Liegt verunfalltes Wild, unabhängig ob lebend oder bereits verendet, auf der Fahrbahn, ist die Unfallstelle möglichst durch ein Warndreieck und/oder Warnblinklicht abzusichern, um den nachfolgenden Verkehr zu schützen und weitere Unfälle zu vermeiden.

Verendetes Wild sollte nur dann von der Fahrbahn - gezogen werden, wenn dies ohne Gefährdung der eigenen Person möglich ist (Schutzhandschuhe verwenden!). Verletztes Wild sollte nicht berührt oder anderweitig beunruhigt werden (Stress für das Tier, Selbstgefährdung). Die Tötung eines verletzten Tieres darf nur durch eine berechtigte und fachkundige Person (zum Beispiel den Jagdausübungsberechtigten) durchgeführt werden. Eine tierärztliche Behandlung scheidet in der Regel aus (Ausgenommen ist ein Unfall mit einem Wolf hier ist durch die den Unfall aufnehmenden Personen ein Tierarzt hinzuzuziehen.

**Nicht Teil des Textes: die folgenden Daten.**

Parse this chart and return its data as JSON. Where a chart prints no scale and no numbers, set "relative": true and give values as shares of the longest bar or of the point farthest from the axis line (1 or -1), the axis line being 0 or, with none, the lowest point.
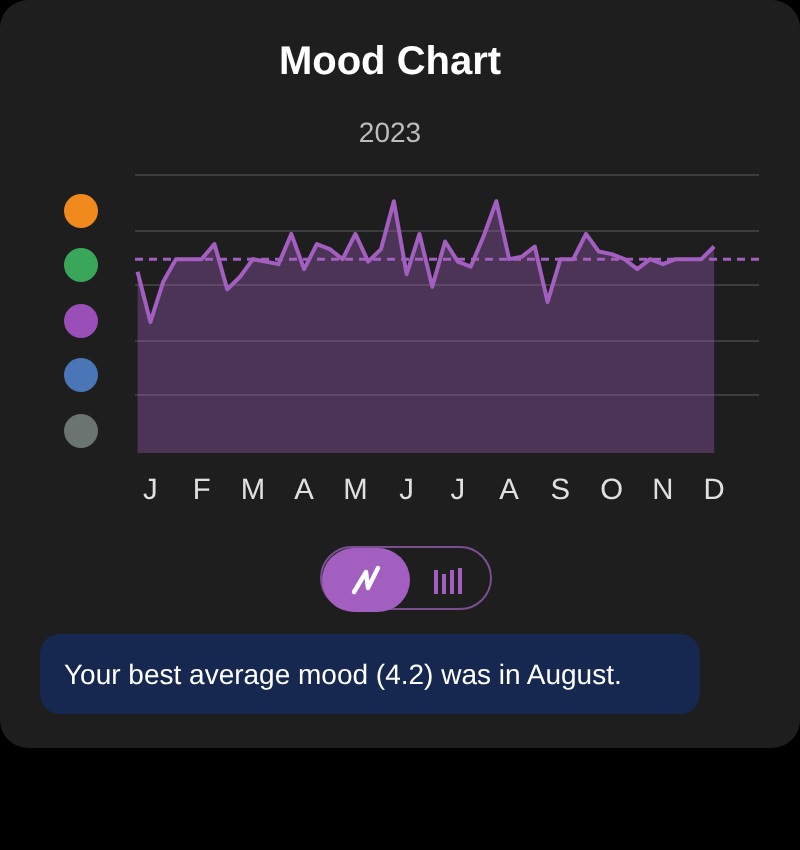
{
  "chart_data": {
    "type": "area",
    "title": "Mood Chart",
    "subtitle": "2023",
    "relative": true,
    "grid": "y",
    "categories": [
      null,
      "J",
      null,
      null,
      null,
      "F",
      null,
      null,
      null,
      "M",
      null,
      null,
      null,
      "A",
      null,
      null,
      null,
      "M",
      null,
      null,
      null,
      "J",
      null,
      null,
      null,
      "J",
      null,
      null,
      null,
      "A",
      null,
      null,
      null,
      "S",
      null,
      null,
      null,
      "O",
      null,
      null,
      null,
      "N",
      null,
      null,
      null,
      "D"
    ],
    "series": [
      {
        "color": "#a35fc0",
        "values": [
          0.72,
          0.52,
          0.68,
          0.77,
          0.77,
          0.77,
          0.83,
          0.65,
          0.7,
          0.77,
          0.76,
          0.75,
          0.87,
          0.73,
          0.83,
          0.81,
          0.77,
          0.87,
          0.76,
          0.81,
          1.0,
          0.71,
          0.87,
          0.66,
          0.84,
          0.76,
          0.74,
          0.86,
          1.0,
          0.77,
          0.78,
          0.82,
          0.6,
          0.77,
          0.77,
          0.87,
          0.8,
          0.79,
          0.77,
          0.73,
          0.77,
          0.75,
          0.77,
          0.77,
          0.77,
          0.82
        ]
      }
    ],
    "ref_lines": [
      {
        "axis": "y",
        "value": 0.77,
        "color": "#a35fc0",
        "line_style": "dashed"
      }
    ],
    "tick_labels": "x",
    "annotations": [
      "Your best average mood (4.2) was in August."
    ]
  }
}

Halten Sie sich bitte möglichst weit vom verletzten Tier auf, denn mit zunehmender Nähe zum verletzten Tier erhöht sich dessen Stresssituation.



Hinweise

Hinweis zur Vermeidung von Wildunfällen - es besteht eine erhöhte Unfallgefahr:

  • grundsätzlich morgens und abends in der Dämmerung
  • im Übergangsbereich Feld/Wald
  • Außerdem in den Monaten Juli und August zur Blattzeit des Rehwildes

!!! Wild kann zu jeder Tages- und Nachtzeit unterwegs sein!!!

§ 27 BbgJagdG


Je nach Situation des Einzelfalles übernimmt für Teil- oder Vollkaskoversicherte die Versicherung den Schaden am Fahrzeug. Voraussetzung ist, dass der Wildunfall nachgewiesen ist. Hierzu stellen die Personen oder Stellen die über den Unfall informiert werden müssen entsprechende Bescheinigungen aus. Wildspuren am Fahrzeug sollten fotografiert werden.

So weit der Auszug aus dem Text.